Except that the party isn’t. It’s been described as ‘the Tories on steroids’. They are even more committed to deregulation and privatisation, including the NHS, as the Tories. They are also very firmly in favour of destroying the remaining shreds of the welfare state and basic workers’ rights like sick pay, paid maternity leave and paid holidays.

As for international relations, while they object to immigration and the EU, they have no objection to international agreements like the TTIP, which would be used to lock in the privatisation of the NHS, and allow big business to sue national governments if they pass legislation harming their profits.

Like Veolia did a few years ago when they used a similar trade agreement to sue the Egyptian government, when it raised the minimum wage for its people.

The Kippers don’t represent the workers, and they don’t represent the small businesspeople, who would lose trade if we were taken out of European Union. Any trade we did then, would have to go through the tariff barriers intended to stop the EU being flooded with cheaper produce from elsewhere in the world. Which would then also mean us.

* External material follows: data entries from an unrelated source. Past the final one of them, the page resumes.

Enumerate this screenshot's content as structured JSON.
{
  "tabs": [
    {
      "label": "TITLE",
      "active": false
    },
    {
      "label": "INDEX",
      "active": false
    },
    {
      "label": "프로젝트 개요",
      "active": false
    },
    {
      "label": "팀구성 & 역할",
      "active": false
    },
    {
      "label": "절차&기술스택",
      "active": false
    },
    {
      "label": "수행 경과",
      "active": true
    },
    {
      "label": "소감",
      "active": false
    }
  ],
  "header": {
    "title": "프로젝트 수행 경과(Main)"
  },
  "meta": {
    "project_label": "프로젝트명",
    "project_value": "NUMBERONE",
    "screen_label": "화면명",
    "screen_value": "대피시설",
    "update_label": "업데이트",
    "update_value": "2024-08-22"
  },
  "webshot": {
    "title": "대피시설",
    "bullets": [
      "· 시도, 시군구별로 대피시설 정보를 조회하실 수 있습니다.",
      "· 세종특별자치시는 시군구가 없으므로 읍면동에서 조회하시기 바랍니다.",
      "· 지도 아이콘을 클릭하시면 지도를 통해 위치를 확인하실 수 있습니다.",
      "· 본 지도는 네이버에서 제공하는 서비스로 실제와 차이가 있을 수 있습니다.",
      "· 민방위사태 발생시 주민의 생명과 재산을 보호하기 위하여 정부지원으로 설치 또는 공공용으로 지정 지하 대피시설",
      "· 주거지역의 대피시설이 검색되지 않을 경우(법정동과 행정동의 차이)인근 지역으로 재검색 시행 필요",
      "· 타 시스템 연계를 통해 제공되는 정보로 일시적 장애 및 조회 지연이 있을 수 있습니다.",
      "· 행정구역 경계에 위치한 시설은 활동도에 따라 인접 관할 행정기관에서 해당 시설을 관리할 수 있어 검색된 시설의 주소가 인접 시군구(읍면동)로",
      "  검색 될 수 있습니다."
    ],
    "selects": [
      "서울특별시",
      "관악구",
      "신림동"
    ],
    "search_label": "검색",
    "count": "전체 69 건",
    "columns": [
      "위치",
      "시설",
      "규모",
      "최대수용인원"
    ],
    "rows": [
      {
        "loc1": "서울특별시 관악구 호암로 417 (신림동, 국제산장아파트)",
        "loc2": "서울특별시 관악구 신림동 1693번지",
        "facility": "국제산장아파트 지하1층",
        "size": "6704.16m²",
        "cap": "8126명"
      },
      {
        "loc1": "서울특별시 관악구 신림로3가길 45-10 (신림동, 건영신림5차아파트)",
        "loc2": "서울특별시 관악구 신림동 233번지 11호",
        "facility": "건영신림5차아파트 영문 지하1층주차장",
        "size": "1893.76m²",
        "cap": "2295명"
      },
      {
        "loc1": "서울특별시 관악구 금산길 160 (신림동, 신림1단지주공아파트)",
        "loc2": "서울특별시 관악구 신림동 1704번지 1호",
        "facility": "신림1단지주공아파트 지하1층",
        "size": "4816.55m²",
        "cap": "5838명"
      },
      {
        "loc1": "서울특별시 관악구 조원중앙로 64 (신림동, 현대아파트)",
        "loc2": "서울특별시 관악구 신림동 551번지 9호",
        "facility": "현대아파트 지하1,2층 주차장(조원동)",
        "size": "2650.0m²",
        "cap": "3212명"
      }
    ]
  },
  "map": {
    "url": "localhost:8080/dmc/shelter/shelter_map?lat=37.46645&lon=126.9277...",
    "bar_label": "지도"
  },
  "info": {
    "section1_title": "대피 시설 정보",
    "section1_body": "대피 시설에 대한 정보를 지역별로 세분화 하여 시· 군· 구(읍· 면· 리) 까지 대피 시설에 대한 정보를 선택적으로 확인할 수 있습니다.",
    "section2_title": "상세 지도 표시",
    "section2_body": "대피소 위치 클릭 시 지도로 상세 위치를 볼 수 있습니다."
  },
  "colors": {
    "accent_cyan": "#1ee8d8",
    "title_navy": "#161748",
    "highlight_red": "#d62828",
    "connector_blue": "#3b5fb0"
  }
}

No, the Kippers stand solely for big business, as well as racial bigotry, Islamophobia, anti-feminism and a bitter hatred of gays. And the people of Bristol are very well aware of it. I was talking to one of my uncles today about the election, and he described Farage as ‘that Britain for the Whites guy.’

Exactly. And Michael Frost’s comments bear out this image of racial hatred and intolerance. Bristol is a large, multicultural city, and hopefully the Kippers and their intolerance will not find much support on Thursday. Frost’s comments show you why they, and not asylum seekers, should be kept out.